Boxen Boxen: Der Hallenser Kretschmann wechselt zum SES-Boxstall nach Magdeburg

Magdeburg/MZ - Die Ärmel seiner Trainingsjacke sind ein wenig zu kurz geraten. Mehr instinktiv zupft Steffen Kretschmann an der elastischen Arbeitskleidung, die Einheitlichkeit demonstriert mit all den anderen Boxern in der Magdeburger Trainingshalle. Sie zeigt: Der Hallenser ist jetzt ein SES-Fighter. „Ist nur geborgt, die Jacke“, sagt der 1,96 Meter große Hüne und lächelt verlegen. Einer aus dem Betreuerstab hat ihm seine gegeben. Denn im Anschluss an das Pressegespräch soll noch ein Gruppenbild geschossen werden von denjenigen, die in den nächsten Tagen für den Profiboxstall in den Ring klettern.
Kretschmann ist einer von ihnen. Ein Debütant. Mit 33 Jahren zweifellos ungewöhnlich. Und erst recht ungewöhnlich, wenn man hört, dass dieser Einstand eigentlich schon vor sieben Jahren hätte sein sollen. „Ich bin froh, dass mir Ulf Steinforth diese Chance gibt“, sagt der Schwergewichtler. Und jeder, der die Vorgeschichte kennt, weiß, das ist nicht nur so dahingesagt.

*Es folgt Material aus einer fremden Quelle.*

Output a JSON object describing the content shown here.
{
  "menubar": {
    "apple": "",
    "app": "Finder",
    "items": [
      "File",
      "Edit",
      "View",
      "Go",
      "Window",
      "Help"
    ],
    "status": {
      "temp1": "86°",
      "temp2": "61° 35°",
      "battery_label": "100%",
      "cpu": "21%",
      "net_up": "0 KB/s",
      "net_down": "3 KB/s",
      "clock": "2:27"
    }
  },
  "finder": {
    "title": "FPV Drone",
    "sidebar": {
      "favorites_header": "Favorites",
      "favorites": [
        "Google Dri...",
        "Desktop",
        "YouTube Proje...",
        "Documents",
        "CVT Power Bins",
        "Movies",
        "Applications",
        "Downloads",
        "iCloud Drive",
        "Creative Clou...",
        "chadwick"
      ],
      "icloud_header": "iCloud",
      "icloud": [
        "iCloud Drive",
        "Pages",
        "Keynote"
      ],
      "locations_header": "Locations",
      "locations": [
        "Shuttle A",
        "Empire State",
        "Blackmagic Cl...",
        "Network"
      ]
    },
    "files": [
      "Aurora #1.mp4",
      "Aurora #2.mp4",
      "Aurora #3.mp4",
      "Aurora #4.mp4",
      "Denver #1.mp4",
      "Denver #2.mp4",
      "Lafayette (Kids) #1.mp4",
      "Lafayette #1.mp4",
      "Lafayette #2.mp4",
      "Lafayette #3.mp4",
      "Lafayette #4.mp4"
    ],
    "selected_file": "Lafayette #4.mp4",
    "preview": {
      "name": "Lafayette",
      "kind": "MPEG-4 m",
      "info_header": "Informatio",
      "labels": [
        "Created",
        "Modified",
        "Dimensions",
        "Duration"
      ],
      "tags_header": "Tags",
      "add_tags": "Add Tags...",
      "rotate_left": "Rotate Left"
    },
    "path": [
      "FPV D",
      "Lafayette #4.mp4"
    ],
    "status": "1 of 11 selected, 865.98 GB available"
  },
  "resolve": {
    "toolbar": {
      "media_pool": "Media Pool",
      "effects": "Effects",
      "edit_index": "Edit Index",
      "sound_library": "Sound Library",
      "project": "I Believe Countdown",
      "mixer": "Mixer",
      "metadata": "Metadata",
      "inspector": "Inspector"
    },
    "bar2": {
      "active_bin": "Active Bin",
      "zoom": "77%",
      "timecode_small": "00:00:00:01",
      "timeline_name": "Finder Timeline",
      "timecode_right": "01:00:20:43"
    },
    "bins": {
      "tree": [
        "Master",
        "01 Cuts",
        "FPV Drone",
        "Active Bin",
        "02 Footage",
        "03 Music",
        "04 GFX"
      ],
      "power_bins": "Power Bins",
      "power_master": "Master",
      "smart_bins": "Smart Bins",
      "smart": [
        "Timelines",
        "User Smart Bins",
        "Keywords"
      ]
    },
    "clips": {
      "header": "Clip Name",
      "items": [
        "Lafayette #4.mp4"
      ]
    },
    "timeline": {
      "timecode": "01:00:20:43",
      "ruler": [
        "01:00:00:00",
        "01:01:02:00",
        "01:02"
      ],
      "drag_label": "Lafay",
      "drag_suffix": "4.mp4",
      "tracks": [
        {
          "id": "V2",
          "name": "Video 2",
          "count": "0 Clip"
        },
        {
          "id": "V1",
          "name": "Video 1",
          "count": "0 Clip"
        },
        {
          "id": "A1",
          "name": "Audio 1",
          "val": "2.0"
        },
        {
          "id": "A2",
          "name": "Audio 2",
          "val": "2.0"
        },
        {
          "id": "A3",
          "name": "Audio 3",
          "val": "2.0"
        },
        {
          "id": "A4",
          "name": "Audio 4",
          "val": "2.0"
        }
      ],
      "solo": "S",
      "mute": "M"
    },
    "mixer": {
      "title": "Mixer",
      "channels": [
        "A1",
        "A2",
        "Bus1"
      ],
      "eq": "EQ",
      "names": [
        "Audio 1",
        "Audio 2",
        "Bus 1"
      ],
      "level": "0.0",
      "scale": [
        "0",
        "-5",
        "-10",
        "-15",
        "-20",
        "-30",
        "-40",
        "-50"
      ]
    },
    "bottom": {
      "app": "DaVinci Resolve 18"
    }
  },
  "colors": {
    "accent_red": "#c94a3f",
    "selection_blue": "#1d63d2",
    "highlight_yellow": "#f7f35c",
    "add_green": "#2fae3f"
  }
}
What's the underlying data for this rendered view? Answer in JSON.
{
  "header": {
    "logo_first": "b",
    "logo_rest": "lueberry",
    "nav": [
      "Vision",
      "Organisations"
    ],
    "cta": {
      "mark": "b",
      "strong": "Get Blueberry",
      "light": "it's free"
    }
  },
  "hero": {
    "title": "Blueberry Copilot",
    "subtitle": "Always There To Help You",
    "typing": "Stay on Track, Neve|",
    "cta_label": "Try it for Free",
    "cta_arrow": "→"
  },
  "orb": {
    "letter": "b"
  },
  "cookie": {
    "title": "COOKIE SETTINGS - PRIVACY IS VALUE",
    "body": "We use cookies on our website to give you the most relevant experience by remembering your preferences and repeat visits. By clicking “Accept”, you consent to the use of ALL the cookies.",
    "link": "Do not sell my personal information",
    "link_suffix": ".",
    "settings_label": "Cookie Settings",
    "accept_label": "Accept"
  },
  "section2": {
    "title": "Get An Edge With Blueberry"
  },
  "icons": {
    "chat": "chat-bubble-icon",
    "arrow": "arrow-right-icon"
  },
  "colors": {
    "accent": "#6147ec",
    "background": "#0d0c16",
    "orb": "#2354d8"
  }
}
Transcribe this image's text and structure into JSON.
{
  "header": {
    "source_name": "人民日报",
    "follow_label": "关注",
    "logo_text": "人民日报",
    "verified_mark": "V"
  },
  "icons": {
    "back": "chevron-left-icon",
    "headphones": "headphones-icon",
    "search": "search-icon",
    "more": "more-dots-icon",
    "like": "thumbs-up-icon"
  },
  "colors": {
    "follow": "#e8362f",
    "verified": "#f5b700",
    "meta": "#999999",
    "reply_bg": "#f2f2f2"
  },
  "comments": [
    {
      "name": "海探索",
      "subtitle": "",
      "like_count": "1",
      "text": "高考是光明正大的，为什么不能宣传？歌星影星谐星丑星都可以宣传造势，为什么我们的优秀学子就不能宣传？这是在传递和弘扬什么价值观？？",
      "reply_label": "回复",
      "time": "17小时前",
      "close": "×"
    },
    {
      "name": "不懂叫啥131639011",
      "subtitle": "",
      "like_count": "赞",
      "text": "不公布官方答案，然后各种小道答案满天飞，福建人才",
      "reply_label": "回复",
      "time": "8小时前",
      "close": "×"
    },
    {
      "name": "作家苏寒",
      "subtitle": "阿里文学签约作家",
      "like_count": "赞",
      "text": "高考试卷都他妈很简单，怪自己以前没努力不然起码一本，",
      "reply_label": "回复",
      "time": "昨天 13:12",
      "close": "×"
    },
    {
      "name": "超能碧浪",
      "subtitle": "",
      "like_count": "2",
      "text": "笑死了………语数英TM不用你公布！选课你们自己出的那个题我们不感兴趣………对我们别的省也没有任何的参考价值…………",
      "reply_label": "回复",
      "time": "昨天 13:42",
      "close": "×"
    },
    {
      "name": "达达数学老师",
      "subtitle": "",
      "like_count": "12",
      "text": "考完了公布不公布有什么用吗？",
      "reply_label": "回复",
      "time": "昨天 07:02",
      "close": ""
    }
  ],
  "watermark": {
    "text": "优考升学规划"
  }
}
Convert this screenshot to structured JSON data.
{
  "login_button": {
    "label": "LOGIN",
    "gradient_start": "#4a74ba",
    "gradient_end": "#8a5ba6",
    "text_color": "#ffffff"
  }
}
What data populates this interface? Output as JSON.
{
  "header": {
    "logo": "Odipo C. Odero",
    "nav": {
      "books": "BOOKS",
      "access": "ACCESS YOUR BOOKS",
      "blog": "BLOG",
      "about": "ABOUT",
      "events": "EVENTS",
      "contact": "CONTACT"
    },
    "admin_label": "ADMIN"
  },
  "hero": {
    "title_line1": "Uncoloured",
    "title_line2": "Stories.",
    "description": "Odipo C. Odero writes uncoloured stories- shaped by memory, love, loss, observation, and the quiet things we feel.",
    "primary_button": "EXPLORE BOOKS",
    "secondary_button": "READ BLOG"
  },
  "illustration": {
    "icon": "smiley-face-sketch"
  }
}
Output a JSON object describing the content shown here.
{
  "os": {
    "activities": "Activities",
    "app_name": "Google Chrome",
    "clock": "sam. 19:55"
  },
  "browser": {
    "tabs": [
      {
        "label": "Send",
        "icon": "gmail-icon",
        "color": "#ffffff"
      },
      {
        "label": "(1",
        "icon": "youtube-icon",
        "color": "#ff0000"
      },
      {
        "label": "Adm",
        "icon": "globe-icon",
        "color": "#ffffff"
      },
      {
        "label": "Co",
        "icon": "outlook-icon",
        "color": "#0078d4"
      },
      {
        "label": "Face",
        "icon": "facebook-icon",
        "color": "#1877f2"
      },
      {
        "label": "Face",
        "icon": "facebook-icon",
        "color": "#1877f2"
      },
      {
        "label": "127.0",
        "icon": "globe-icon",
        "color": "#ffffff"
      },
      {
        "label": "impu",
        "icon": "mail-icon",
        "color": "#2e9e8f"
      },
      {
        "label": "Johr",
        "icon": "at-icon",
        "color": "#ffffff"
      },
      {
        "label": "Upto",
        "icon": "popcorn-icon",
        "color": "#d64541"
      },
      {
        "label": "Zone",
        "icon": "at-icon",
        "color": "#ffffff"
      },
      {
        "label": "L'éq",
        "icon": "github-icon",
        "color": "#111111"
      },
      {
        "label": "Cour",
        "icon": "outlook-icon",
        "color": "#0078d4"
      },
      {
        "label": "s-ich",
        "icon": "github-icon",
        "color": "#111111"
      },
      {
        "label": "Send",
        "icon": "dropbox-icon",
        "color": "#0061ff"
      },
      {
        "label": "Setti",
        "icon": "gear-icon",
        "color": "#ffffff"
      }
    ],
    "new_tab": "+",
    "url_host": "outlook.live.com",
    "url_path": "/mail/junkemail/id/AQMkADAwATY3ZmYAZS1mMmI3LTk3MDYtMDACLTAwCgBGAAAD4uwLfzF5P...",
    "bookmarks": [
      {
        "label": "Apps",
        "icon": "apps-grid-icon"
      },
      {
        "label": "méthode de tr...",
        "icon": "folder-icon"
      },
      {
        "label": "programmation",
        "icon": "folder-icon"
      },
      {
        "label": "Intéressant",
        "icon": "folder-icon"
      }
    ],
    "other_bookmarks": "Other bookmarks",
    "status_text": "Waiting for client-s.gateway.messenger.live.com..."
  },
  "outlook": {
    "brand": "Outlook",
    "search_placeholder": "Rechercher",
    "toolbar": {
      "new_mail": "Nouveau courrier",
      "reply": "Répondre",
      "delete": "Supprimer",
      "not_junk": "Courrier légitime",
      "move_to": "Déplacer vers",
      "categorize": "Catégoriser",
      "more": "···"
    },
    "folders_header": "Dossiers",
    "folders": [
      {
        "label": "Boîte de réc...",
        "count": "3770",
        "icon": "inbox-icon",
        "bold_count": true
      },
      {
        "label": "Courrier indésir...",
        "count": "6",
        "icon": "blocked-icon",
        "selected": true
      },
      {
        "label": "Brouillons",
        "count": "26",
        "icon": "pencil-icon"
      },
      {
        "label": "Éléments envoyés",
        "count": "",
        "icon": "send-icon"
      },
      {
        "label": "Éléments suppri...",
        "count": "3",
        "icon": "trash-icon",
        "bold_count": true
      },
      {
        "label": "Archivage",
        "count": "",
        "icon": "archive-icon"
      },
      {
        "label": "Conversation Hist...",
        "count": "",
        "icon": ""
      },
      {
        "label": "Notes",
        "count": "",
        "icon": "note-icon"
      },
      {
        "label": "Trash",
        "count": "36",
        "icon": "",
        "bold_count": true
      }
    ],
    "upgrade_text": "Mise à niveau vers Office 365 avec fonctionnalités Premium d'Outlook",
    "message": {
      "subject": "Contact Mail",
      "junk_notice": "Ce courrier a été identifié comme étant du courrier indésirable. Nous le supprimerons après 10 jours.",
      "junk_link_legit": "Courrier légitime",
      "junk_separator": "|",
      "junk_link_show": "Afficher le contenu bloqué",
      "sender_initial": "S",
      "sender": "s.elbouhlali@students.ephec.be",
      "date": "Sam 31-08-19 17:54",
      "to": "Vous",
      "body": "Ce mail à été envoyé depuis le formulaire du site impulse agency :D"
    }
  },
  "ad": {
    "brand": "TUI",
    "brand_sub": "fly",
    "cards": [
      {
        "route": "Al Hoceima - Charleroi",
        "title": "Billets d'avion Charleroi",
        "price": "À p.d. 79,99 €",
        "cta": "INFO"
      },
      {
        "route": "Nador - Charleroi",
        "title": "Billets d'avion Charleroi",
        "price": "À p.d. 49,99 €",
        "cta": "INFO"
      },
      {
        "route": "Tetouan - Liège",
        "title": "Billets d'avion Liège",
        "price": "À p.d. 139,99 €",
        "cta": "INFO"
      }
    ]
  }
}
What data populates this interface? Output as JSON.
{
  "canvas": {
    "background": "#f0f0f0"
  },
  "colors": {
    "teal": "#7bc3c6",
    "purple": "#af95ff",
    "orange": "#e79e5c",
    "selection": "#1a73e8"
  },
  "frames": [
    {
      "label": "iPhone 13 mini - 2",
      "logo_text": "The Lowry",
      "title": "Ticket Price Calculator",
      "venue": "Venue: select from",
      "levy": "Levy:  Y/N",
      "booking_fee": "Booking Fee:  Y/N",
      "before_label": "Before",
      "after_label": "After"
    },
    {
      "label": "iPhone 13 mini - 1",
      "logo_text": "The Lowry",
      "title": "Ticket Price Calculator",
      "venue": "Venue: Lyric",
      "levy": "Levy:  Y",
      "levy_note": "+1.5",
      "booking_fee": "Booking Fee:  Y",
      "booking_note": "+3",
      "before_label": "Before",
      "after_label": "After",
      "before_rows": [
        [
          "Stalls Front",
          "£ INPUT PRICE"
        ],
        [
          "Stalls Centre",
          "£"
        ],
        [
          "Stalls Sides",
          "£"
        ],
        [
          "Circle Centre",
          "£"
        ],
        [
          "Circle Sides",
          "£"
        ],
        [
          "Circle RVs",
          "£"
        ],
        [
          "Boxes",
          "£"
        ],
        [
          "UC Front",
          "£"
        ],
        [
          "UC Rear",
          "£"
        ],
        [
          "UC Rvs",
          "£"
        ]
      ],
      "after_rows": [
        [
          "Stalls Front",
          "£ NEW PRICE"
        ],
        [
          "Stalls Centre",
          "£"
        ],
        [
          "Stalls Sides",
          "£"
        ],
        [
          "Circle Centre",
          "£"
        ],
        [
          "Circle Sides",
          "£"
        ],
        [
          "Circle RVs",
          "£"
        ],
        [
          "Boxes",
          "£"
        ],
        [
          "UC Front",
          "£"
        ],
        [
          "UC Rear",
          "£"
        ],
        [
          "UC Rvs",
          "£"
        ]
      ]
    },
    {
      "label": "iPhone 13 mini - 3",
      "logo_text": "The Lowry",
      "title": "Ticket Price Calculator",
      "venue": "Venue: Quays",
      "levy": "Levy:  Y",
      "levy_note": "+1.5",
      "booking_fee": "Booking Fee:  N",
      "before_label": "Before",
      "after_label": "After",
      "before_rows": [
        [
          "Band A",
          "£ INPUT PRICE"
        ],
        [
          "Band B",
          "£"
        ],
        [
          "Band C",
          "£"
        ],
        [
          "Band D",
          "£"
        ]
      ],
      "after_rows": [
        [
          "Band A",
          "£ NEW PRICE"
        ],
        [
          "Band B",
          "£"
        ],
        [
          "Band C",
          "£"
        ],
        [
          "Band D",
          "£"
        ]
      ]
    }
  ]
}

Promoter Steinforth glaubt an Kretschmann
Nur ein paar Meter weiter steht sein neuer Arbeitgeber. Auch Ulf Steinforth trägt den SES-Trainingsanzug. Der Promoter scherzt mit seinen Stars wie Champion Robert Stieglitz oder Klitschko-Herausforderer Francesco Pianeta. Er spricht seinem verletzten „jungen Wilden“ Moritz Stahl alias Islam Sulimanow Mut zu und schickt schließlich seinem jüngsten gar nicht so neuen Neuzugang ein aufmunterndes Kopfnicken herüber. Was er dann sagt, verblüfft schon, denn Steinforth hegte - ohne Kretschmanns Worte vernommen zu haben - ähnliche Gedanken und sagte: „Ich glaube, dass Steffen diese Chance verdient hat. Er kann noch viel mehr aus sich herausholen.“
Das Vergangene - abgehakt. Dabei hatte Steinforth 2006 dem zweifachen WM-Dritten der Amateure schon einmal einen unterschriftsreifen Vertrag vorgelegt. Beide waren sich auch damals im Prinzip einig, bevor Kretschmann über Nacht doch beim Hamburger Promoter Ahmet Öner anheuerte. Das ging in die Hose. Bei dem Versuch, Kretschmann zum Medienstar aufzubauen, zeigte der stille Hallenser Nerven und verlor. Es folgte ein jahrelanger Rechtsstreit um ausstehende Gagen.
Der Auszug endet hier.